E’ a questo punto – siamo nel febbraio di quest’anno – che in ‘soccorso’ degli agricoltori siciliani arrivano le tre “C” della Regione siciliana: Crocetta, Cracolici & Cimò.
Il primo – Rosario Crocetta – è il presidente della Regione.
Il secondo – Antonello Cracolici – è l’assessore regionale all’Agricoltura.
Il terzo – Gaetano Cimò – è il dirigente generale del dipartimento Agricoltura della Regione.
Cosa si inventa il Governo regionale? Un decreto a valere sul PSR, Piano di Sviluppo Rurale, fondi europei per l’agricoltura. Misura 10. Anzi, per essere precisi, Misura 10.1.C.

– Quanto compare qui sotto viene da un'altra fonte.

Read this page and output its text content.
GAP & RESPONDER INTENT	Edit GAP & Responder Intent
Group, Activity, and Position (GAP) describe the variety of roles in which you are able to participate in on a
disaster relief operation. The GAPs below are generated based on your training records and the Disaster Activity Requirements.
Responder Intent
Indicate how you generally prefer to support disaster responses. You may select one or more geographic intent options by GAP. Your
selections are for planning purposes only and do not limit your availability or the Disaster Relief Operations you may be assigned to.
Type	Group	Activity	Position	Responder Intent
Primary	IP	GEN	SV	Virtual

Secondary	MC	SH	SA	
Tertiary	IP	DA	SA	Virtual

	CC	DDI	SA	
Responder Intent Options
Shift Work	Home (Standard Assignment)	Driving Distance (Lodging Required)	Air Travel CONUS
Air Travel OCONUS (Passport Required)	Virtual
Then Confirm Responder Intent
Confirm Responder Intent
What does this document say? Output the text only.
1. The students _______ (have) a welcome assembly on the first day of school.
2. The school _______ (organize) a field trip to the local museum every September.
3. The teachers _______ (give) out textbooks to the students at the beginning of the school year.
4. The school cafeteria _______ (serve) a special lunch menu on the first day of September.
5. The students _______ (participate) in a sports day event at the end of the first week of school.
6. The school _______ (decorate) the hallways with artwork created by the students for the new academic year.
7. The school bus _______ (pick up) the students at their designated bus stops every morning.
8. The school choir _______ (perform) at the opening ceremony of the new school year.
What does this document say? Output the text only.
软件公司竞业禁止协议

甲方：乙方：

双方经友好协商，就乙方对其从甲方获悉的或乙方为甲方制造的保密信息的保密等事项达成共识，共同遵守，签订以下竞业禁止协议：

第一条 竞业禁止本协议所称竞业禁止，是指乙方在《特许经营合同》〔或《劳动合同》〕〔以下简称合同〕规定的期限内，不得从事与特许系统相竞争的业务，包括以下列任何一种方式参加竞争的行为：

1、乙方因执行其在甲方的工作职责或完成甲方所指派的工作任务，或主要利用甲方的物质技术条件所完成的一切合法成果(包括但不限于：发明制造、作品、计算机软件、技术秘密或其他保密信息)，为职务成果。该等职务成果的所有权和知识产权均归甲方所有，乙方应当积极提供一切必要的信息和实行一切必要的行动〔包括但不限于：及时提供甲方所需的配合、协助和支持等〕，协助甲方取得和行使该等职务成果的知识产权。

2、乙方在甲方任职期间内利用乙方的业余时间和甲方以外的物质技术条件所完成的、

Voi agricoltori – questo prevede tale Misura – vi impegnate a non coltivare i seminativi per sette anni. Per sette anni i vostri terreni debbo diventare pascolo permanente. E noi vi diamo un premio in base alla localizzazione. Ovvero:
288 euro ad ettaro se il vostro terreno si trova in montagna;
365 euro per ettaro se il vostro terreno si trova in collina;
370 euro per ettaro se il vostro terreno si trova in pianura.
Il grano duro è una coltura tipicamente collinare che va bene anche in pianura: e infatti la maggiore remunerazione si ha per la collina e per la pianura.
Se a questi 360-370 euro all’anno, per ettaro, si somma il contributo AGEA – che varia da 230 a 290 euro per ettaro all’anno, a seconda se il fondo non viene o viene coltivato (se si coltiva si arriva a 290 euro), si arriva a un reddito di oltre 600 euro per ettaro.
Pensate: 600 euro all’anno per ogni ettaro di seminativo per restare in casa: non male no?
Il problema è che, tra sette anni, tra multinazionali e CETA, chissà che cosa torneranno a coltivare gli agricoltori che hanno accettato…
Intanto le navi che scaricano il grano duro ‘estero’ avranno un’altra motivazione: se anche la Sicilia coltiva meno grano duro a maggior ragione noi lo dobbiamo importare! E chi lo smonta, adesso?
Il danno prodotto da questa Misura del PSR non riguarda solo l’agricoltura siciliana e il grano duro in particolare. Riguarda i consumatori di pasta: italiani e del resto del mondo. Perché la pasta industriale si mangia in tutto il mondo.
Perché se il grano duro ‘cattivo’ scaccia quello buono la pasta industriale, vuoi o non vuoi, verrà prodotta con il grano duro ‘estero’.
Grande la Regione siciliana, no? Invece di sostenere la produzione di grano duro della nostra terra sostiene gli interessi delle multinazionali in combutta con l’Unione Europea!
Riassumiamo.
Le multinazionali devono fare affari in Canada.
I canadesi dicono: “Sì, ma in cambio ci dovete fare vendere i nostri 4 milioni di tonnellate di grano duro che coltiviamo nelle aree fredde e umide”.
Le multinazionali impongono all’Unione Europea il CETA, che prevede, tra le altre cose, che l’Unione acquisti il grano duro canadese. Morale: pasta, pane, biscotti, pizze, dolci, merendine e via continuando si faranno anche con questo grano ‘estero’.
Ci penserà la pubblicità martellante a farci ‘digerire’ il glofosato e le micotossine DON.
Il Parlamento Europeo approva il CETA e dice ai 27 Paesi che fanno parte della stessa Unione: approvate il CETA.
Milioni di consumatori, in tutta Europa, protestano contro il CETA e contro i veleni in agricoltura.
E mentre è in corso ‘sta battaglia che fa la Regione siciliana? D’accordo con l’Unione Europea toglie di mezzo una parte del grano duro siciliano per fare posto a quello ‘estero’.
Intanto la parola passa al Senato presieduto da Piero Grasso, che ‘deve’ approvare il CETA. E via…
P.S.
Qualcuno obietterà che la Misura 10.1.C del PSR non vale solo per il grano duro, ma anche per altre colture annuali. A questi ‘scienziati’ dovete rispondere che il grano duro si coltiva in rotazione: proprio con quelle colture che, insieme con il grano, non vanno coltivate per sette anni.
Questa Misura è stata pensata contro il grano duro siciliano. Il resto sono chiacchiere.